A principal blindagem para a indústria do setor de cartões de crédito e débito, que continuou em crescimento mesmo em meio à crise financeira, pode acabar. Com a possibilidade de aprovação de emenda à MP 460, que permitirá aos estabelecimentos praticarem preços diferenciados para cartões, dinheiro e cheque, na Câmara, o setor já espera desaceleração na migração para meios eletrônicos de pagamento.
A Associação Brasileira de Empresas de Cartões de Crédito e Serviços (Abecs) admite, por meio de comunicado oficial, "que a regra de não sobrepreço foi e é importante para o aumento da penetração do cartão de crédito". A associação ainda entende que o assunto deveria ser debatido e negociado, antes de uma aprovação. "O preço diferenciado é uma prática que sempre foi combatida pelos órgãos de defesa do consumidor, e a Abecs entende que esse tópico deve ser discutido e negociado com os organismos de defesa do consumidor."
Ainda segundo a Abecs, o crescimento da indústria pode desacelerar com a medida. "A Abecs informa ainda que a taxa média anual de crescimento da indústria brasileira de cartões nos últimos anos girou em torno de 20%, e esse forte incremento está relacionado em grande medida com a maior aceitação do plástico como meio de pagamento, reflexo da garantia de recebimento do crédito para o lojista e maior poder de compra para o portador".
O sócio diretor da Partner Conhecimento, Alvaro Musa, concorda com a entidade. "Desestimular o uso do cartão vai na contramão de tudo o que se está fazendo para facilitar a vida econômica da população", diz.
"Uma medida dessas não pode ser tomada dessa forma, isoladamente e fora de contexto. Teria que haver uma discussão", diz, comparando com a regulamentação proposta pelo Banco Central. A autoridade monetária levou as medidas a serem adotadas à consulta pública e deve emitir um parecer sobre o assunto no dia 20 de setembro.
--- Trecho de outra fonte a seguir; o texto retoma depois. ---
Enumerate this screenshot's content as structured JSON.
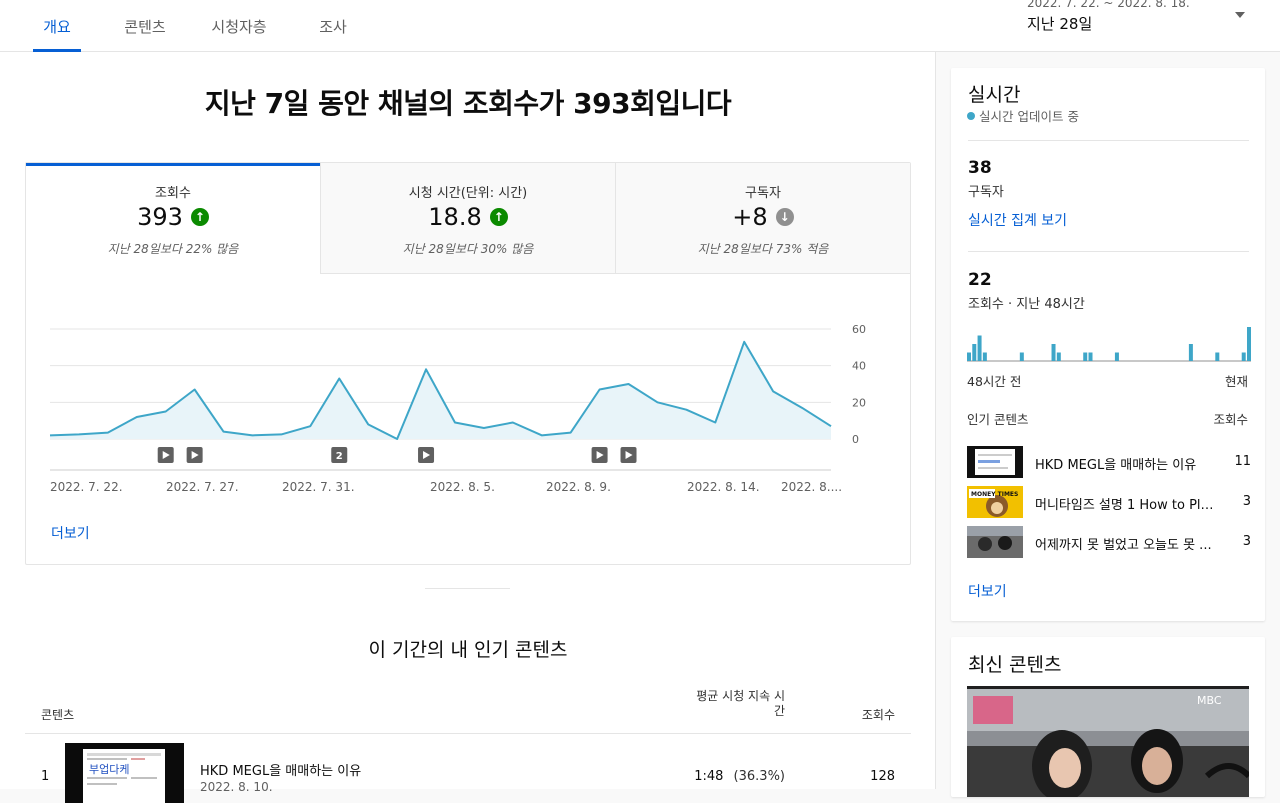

A emenda, por outro lado, já foi rejeitada na Câmara uma vez. Seu autor, o senador Adelmir Santana (DEM-DF), porém, conseguiu incluí-la na MP do programa habitacional "Minha Casa, Minha Vida", para uma nova votação.
Musa acredita que uma eventual aprovação da proposta poderia ter efeitos colaterais negativos até para o comércio. "O estímulo ao cheque pode travar o sistema e prejudicar vendas", diz.
Por conta do processo de mudança pelo qual passa o setor de cartões, ainda não há previsão de crescimento para 2009. "Precisamos esperar que propostas serão aceitas. Os números serão reavaliados conforme as medidas de estímulo e desestímulo que entrarem em vigor".
Segundo dados da Abecs, o total transacionado por cartões em 2009, até abril, chegou a R$ 33,5 bilhões, um crescimento de 20% em relação ao mesmo período do ano anterior. No total, 2008 chegou a R$ 335,4 bilhões em transações, um crescimento de 24% em relação à 2007.
"O desempenho do setor continuará em crescimento. Hoje em dia, o ticket médio das compras caiu muito e o cartão é cada vez mais usado no dia a dia", garante sócio diretor da Partner Conhecimento.
Debates
Para Alvaro Musa, que também é responsável pela realização do Congresso de Cartões e Crédito ao Consumidor (C4), maior evento latino-americano na área de cartões de crédito e crédito direto ao consumidor, o mercado deve ter foco também em outras discussões importantes para o setor. "Elegemos como tema central do congresso o crédito consciente. Possuímos um poderosíssimo meio de pagamento, porém quando mal usado pode causar danos irreparáveis". Segundo ele, o sistema financeiro "deve e está fazendo um esforço para conscientizar seus consumidores. Isso implica uma disciplina dos bancos e bancários, que não poderão mais ser medidos pelos volumes emprestados". Para o executivo, o assunto não sairá solucionado. "O ideal, no entanto, seria sairmos com um programa de conscientização", projeta.
O C4 deverá olhar ainda para as novas tecnologias e a convergência dos meios de pagamento. "O celular principalmente, que deve ser a bola da vez em pagamento eletrônico". Além disso, as regulamentações propostas para o setor deverão estar em debate. "A ideia é que as pessoas discutam e comentem a direção para onde está caminhando a indústria".
Segundo Musa, a discussão é bem-vinda e importante, porque "a indústria de cartões se tornou importante". "É hora de criar uma regulamentação, porém o ideal seria uma autorregulamentação, de consenso entre as partes".
Para ele, o Banco Central acabou centralizando demais o debate, sem abri-lo para os interessados. "Se eu quiser saber o que foi proposto na consulta pública, por exemplo, não conseguirei. Conheço as propostas da Abecs porque estão publicadas em seu site", compara.